The Revd. Mr. Leigh - a distant relative of Jane Austen - had commissioned Humphrey Repton to make grandiose alterations to landscape, even moving cottages. While staying in 1806 with this clergyman, the Austen ladies were whisked off to Stoneleigh Abbey in Warwickshire: the Honourable Mary Leigh had just died, leaving him a great inheritance. (Almost two centuries later, in 1980, Stoneleigh Abbey was to be vested in a charitable trust. It received a grant from the Heritage National Lottery Fund, to assist with restoration, in 1997.)
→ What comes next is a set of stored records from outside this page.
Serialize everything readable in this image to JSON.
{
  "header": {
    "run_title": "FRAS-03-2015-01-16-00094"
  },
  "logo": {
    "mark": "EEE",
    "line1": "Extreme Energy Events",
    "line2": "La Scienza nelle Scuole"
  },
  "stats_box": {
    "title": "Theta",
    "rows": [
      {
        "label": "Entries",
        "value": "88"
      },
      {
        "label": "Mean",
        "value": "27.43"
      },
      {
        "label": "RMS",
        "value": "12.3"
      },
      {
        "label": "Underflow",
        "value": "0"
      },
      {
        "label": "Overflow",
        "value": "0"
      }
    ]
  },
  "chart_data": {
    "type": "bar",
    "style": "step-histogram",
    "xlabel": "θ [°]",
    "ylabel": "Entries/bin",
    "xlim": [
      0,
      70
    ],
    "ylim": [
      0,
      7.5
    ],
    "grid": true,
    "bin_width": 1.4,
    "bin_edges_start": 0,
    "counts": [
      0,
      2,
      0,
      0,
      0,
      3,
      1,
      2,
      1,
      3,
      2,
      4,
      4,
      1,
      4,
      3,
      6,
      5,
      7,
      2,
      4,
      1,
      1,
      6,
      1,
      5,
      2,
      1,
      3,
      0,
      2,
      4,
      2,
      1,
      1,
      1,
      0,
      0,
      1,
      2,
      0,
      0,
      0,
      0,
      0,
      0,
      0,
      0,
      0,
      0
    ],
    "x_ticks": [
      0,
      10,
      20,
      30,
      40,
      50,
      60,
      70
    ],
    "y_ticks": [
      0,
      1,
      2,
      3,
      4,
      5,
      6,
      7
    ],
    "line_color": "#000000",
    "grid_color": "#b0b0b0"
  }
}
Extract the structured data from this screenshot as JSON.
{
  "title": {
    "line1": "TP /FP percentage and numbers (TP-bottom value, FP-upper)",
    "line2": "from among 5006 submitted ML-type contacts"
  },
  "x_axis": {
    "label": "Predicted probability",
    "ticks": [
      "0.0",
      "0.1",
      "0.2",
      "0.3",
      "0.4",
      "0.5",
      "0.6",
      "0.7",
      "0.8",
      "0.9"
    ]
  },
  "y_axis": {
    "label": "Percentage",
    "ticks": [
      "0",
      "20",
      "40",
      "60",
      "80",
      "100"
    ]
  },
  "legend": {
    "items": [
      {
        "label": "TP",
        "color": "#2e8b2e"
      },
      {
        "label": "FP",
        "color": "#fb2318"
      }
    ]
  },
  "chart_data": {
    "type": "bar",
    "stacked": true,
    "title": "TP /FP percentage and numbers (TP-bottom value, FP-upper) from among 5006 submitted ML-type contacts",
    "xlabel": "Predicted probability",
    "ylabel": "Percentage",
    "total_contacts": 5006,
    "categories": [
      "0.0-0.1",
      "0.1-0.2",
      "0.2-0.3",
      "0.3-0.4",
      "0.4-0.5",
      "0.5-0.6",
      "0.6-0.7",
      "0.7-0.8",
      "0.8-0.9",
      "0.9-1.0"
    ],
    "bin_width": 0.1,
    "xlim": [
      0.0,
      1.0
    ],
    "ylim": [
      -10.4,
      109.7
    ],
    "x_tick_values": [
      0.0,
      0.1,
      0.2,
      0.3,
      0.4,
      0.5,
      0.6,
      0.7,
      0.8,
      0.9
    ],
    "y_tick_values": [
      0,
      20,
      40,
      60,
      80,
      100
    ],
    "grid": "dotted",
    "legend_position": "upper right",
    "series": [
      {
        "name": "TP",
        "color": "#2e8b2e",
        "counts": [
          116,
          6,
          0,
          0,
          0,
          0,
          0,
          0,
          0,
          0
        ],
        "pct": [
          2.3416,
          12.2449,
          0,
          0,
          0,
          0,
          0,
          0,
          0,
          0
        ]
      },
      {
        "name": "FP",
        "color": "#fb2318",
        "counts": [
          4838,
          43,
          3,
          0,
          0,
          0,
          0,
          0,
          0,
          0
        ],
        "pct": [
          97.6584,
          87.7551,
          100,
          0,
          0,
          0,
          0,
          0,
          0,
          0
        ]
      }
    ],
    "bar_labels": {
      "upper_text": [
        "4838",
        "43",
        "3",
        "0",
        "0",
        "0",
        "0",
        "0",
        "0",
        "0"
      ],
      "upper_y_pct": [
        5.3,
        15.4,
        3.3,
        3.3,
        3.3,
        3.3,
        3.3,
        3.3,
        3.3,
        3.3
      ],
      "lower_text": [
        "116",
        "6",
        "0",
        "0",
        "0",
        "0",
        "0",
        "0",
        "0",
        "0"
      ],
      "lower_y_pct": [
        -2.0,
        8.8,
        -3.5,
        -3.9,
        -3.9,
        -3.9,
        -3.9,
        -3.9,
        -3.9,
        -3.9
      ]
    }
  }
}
This was for Jane a brief experience of high living. Stoneleigh became a partial model for Mansfield Park. The 'improvements' at Leigh's Adlestrop Rectory were also similar to those suggested by Henry Crawford to Edmund Bertram for Thornton Lacey in this novel. These improvements were taking place when Jane visited Adlestrop in 1794 and Repton was being consulted. That was no doubt where she learned that he charged five guineas a day. One of Repton's famous Red Books (with 'before and after' water-colours) was produced for Stoneleigh. 'Improving' was fashionable and had its own vocabulary. Repton sometimes suggested removing clumps of trees to improve the view. Jane's first encounter with Stoneleigh is relived in the guided tour of Sotherton in Mansfield Park; and the 'Compton' of Rushworth's friend Smith equates to Adlestrop.
Though Jane Austen never used the expression in her writing, 'landscape gardening' had been invented at about the time of this novel. On his business card, Repton described himself as a landscape gardener. The novel is indeed much concerned with the 'improvement' of estates. Two complete chapters are concerned with the possibilities at Sotherton, the techniques and moral issues involved; and there is the question of the improvement – or worsening - of the Bertram Estate as it passes from one generation to the next.